Here you see the list of DE genes, filtered according to a default FDR5% threshold (that you can change in the DE table view). Then, after applying the FDR filtering, we sort the DE genes by decreasing abs(Fold Change) order. The top ones being the most interesting DE genes.
In addition, we also implemented a "Markers" view that lists the top 10 up- down- regulated genes for every cluster.
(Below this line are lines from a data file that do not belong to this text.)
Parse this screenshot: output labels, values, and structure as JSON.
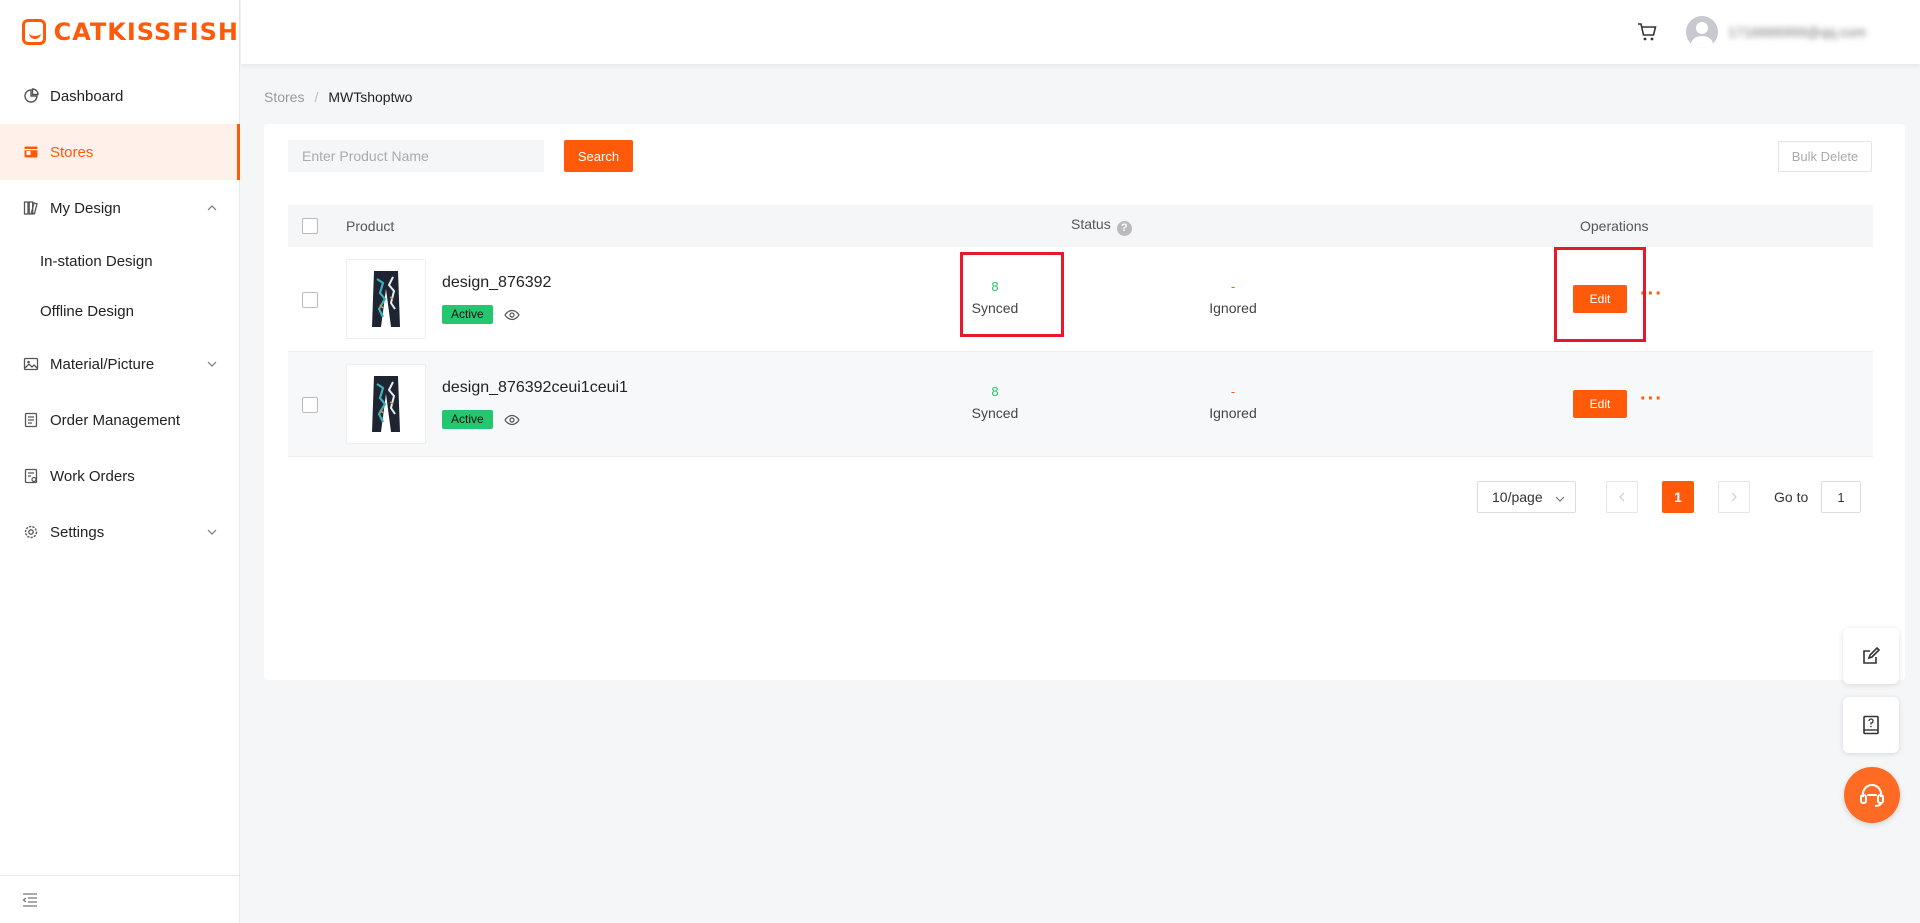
{
  "brand": {
    "name": "CATKISSFISH",
    "accent": "#ff5a0a"
  },
  "sidebar": {
    "items": [
      {
        "label": "Dashboard",
        "icon": "pie-chart-icon"
      },
      {
        "label": "Stores",
        "icon": "store-icon",
        "active": true
      },
      {
        "label": "My Design",
        "icon": "design-icon",
        "expanded": true,
        "children": [
          {
            "label": "In-station Design"
          },
          {
            "label": "Offline Design"
          }
        ]
      },
      {
        "label": "Material/Picture",
        "icon": "image-icon"
      },
      {
        "label": "Order Management",
        "icon": "order-icon"
      },
      {
        "label": "Work Orders",
        "icon": "work-order-icon"
      },
      {
        "label": "Settings",
        "icon": "gear-icon"
      }
    ]
  },
  "header": {
    "user_email": "1716666999@qq.com"
  },
  "breadcrumb": {
    "parent": "Stores",
    "separator": "/",
    "current": "MWTshoptwo"
  },
  "toolbar": {
    "search_placeholder": "Enter Product Name",
    "search_label": "Search",
    "bulk_delete_label": "Bulk Delete"
  },
  "table": {
    "columns": {
      "product": "Product",
      "status": "Status",
      "operations": "Operations",
      "status_help": "?"
    },
    "rows": [
      {
        "name": "design_876392",
        "badge": "Active",
        "synced_count": "8",
        "synced_label": "Synced",
        "ignored_count": "-",
        "ignored_label": "Ignored",
        "edit_label": "Edit",
        "more_label": "···"
      },
      {
        "name": "design_876392ceui1ceui1",
        "badge": "Active",
        "synced_count": "8",
        "synced_label": "Synced",
        "ignored_count": "-",
        "ignored_label": "Ignored",
        "edit_label": "Edit",
        "more_label": "···"
      }
    ]
  },
  "pagination": {
    "page_size": "10/page",
    "current_page": "1",
    "goto_label": "Go to",
    "goto_value": "1"
  }
}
This helps to have a quick view of the most interesting marker for every cell cluster/cell type.
But sometimes, it may be difficult to know the purpose/pathway of the marker genes.
This is why we use the last step: the functional enrichment.
Step 9: Functional Enrichment
This final step's purpose is to understand the role of DE genes (or marker genes).
For doing this, we will check if the list of marker genes found for a particular clustering result is over-represented in some known gene sets or biological pathways (ths is called enrichment).
For doing this, we will run a statistical method called Fisher's Exact Test.
In ASAP, we developed the functional enrichment step in Java using a simple Fisher's Exact Test
Often, this test is over-inflating the p-values because it selects a wrong background (all genes of the species of interest for example).
But in ASAP, since we know the original dataset, we can consider the correct set of genes as background, thus not inflating the resulting p-values.
Moreover, we specifically developed this method for .loom files, which makes it scalable to any dataset.
Now, I'll run a FET on the results from the Differential Expression step. In particular, there is one cluster with marker genes that I cannot interpret. So I'll run the enrichment on the marker genes of this cluster.
Again, the results of the FET are listed in a "Dashboard" view, or in an "Enrichment table" view.